When

MW 9:30am - 11:00am

Where

Tech LR 5

Who

Chris Riesbeck

Resources

Retrospective Updates

Improvement is an essential aspect of agile development. It doesn't happen automatically. It involves each team, no matter how smoothly things are running, taking time every week to identify the most important area for improvement, discussing and making some change, and tracking what happens to see if the change helped or hurt.

The agile approach to improvement is based on frequent retrospectives, ideally every iteration. See The Agile Samurai, section 10.5. A common technique in retrospectives is a start-stop-continue review, but this can lead to blaming and long lists of things to change with little follow-up. The key is to focus on experiments.
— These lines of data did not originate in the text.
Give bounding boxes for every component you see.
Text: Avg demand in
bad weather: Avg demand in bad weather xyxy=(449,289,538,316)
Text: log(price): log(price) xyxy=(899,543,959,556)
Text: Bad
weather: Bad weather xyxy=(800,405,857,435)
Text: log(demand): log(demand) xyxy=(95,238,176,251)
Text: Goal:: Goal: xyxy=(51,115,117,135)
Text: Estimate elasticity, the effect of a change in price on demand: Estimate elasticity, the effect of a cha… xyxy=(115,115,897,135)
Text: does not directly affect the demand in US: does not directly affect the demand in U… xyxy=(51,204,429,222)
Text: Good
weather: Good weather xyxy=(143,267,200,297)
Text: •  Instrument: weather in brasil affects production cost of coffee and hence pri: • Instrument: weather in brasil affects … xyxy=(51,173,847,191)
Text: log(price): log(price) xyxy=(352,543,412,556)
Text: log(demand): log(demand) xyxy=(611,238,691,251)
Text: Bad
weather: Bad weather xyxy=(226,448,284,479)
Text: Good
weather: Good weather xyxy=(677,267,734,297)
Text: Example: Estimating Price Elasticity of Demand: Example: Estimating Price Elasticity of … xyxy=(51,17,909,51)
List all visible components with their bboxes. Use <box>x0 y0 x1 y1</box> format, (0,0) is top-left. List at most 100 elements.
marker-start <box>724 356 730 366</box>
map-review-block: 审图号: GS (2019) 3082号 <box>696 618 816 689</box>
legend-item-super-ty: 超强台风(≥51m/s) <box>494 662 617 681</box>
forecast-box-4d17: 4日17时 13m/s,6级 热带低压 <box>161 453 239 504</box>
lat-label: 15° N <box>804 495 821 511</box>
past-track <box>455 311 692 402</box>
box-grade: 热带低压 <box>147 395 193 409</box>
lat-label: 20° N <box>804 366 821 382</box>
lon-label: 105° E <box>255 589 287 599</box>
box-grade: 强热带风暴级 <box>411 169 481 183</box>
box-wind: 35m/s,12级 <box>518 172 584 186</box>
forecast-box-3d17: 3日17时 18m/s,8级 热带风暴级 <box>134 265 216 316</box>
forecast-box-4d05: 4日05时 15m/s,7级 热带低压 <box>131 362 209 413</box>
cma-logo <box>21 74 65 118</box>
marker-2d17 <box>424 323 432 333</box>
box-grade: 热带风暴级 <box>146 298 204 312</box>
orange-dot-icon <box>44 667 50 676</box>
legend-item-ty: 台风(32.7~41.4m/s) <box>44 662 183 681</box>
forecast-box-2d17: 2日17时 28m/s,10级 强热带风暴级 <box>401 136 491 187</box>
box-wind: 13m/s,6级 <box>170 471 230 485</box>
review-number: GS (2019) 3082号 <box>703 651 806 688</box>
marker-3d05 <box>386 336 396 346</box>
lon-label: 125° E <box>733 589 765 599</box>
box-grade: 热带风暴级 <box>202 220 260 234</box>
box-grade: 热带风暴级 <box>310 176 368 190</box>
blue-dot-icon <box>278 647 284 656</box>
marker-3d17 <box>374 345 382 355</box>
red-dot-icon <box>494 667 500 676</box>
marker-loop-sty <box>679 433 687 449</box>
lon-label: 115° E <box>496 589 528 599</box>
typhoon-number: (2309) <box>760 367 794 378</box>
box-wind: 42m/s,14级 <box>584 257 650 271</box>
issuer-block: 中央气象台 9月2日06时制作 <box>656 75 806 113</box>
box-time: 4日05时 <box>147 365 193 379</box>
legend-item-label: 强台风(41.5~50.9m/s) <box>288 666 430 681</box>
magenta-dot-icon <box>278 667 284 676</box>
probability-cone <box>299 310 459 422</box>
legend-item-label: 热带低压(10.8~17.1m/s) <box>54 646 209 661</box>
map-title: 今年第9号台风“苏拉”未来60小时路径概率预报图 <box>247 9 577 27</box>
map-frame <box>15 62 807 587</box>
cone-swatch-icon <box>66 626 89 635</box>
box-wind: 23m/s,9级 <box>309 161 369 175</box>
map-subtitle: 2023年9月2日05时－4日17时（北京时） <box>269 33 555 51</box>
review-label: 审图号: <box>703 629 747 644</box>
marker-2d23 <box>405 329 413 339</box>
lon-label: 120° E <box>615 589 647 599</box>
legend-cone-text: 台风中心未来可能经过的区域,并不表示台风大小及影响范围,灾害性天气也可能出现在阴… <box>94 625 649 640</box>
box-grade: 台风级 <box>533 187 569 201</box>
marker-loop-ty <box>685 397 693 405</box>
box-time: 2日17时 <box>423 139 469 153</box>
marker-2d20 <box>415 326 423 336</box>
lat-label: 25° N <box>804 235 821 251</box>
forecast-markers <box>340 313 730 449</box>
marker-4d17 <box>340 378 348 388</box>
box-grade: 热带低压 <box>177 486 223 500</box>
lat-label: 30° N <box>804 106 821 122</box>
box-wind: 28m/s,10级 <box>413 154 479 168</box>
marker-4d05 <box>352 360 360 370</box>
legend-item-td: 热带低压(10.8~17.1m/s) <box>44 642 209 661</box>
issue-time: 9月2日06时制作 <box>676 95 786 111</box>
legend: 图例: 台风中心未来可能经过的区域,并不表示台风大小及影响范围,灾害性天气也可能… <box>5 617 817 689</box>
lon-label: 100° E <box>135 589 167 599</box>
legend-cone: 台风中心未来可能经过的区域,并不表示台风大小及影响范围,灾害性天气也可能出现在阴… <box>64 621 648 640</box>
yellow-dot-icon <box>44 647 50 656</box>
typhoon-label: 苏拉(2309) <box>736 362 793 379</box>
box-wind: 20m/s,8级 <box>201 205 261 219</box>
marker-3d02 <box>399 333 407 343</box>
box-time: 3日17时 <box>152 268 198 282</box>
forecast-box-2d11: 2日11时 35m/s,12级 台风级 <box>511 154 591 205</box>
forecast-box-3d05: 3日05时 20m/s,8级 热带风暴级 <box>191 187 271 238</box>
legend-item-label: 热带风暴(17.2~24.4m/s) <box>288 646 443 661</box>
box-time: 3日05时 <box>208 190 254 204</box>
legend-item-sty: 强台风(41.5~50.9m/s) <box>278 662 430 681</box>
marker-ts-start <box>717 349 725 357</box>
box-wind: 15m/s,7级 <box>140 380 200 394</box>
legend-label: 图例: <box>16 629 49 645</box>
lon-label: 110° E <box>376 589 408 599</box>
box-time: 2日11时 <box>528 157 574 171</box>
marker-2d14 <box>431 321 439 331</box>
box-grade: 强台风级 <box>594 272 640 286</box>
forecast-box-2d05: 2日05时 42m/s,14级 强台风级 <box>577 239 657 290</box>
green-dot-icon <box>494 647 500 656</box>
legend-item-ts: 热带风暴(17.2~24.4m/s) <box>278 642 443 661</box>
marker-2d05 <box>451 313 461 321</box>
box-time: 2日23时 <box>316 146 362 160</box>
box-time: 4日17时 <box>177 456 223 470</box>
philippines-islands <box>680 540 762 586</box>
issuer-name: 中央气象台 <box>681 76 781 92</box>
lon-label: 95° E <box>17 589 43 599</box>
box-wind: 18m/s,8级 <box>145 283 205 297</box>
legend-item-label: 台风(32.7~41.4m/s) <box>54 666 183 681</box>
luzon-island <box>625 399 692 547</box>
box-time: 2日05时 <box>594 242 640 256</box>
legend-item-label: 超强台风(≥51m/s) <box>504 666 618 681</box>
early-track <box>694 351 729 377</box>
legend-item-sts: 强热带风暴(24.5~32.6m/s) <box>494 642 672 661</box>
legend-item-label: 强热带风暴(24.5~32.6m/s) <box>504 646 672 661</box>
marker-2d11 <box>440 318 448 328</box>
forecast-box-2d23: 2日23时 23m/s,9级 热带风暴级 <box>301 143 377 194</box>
At least a day before each weekly coaching meeting, either as part of a swarm or separately, the team

The retrospective summary sheet for each team is in the Team Data spreadsheet. Link on Canvas. The summary sheet looks something like this:

Each week the team adds a new summary row above the previous entry, no later than the day before we meet, so that I have time to read and prepare comments before we meet.

In the coaching meeting, one team member will answer questions about what's been written and another will take notes. These two roles rotate through the team every week. Decide and enter who is doing what before we meet.

A large team that is split into two coaching meetings should still have one retrospective, but enter two update rows, so that names and notes can be kept separate for the two meetings.

Dashboards

Dashboards are an experiment for this quarter. During coaching, we will look at the team's dashboard document for details that clarify the retrospective summary.

A near-empty starter dashboard document has been created in the team folders on the shared Google Drive. Each team should expand and format that document to suit their needs. How is up to the team. I expect to see some creative ideas.

A dashboard needs to provide a quick at-a-glance picture of the metrics the team is using to track their health, and a description of the team's current working processes. The health metrics should briefly and clearly indicate the value for each metric and if it has recently gone up, down, or remain unchanged. More details should be available later in the dashboard or in links.

A dashboard needs to be very low effort to update. You should be able review and update it as part of your pre-coaching retrospective review. It should help you, not slow you down. If there's friction, fix it. Look for ways to avoid duplicate data entry.

The key things to see in a dashboard are the metrics your team is currently watching and the process changes the team is experimenting with. The metrics should summarize in a useful way trends the team is tracking in more detailed information, such as your mood charts, your gitstats, your messaging channels, your backlog tasks, and so on.

The process description should summarize how the team works. How are swarm meetings structured? How are tasks defined, prioritized, and allocated? Where is the backlog kept? When are branches created? When deleted? This will become more detailed as I ask you questions about how you do things, such as when do you rotate, do you use a timer, when and how do swarm subgroups contact each other, etc. Here are a few examples of process descriptions for teams that have reflected and tested many ideas over time. Your processes will be less detailed and well-formed because you're just starting.

How to Write Good Reports

Be brief. Less is more. Put details in the dashboard. The point of the summary is to see at a glance how things are doing compared to the week before.

Start with a summary like "X was better/worse/about the same" followed by data to back up the claim. E.g., "Velocity was a little better. 10 story points done compared to 8 last week."

Finding good metrics takes serious thought. Agile goes for simple. Mood charts have just three options. Story sizes are just 1, 2, 3, 5, 8, and big. (Many in Agile think even those numbers are misleadingly specific.) Story priorities are just rank order. When summarizing, don't try to average such things. Look for useful counts, like "number of yellows in a swarm", "most yellows from one team member in past two iterations", "number of people with no commits in last iteration", and so on.

Avoid anti-agile process changes. A change is anti-agile is if it takes a lot of work to do or introduces a delay in getting code tested and deployed. An example of change with both problems is "all code changes must be documented in Slack and approved". A change is anti-agile if it reduces learning or increases risk, such as "assign tasks to the strongest developers".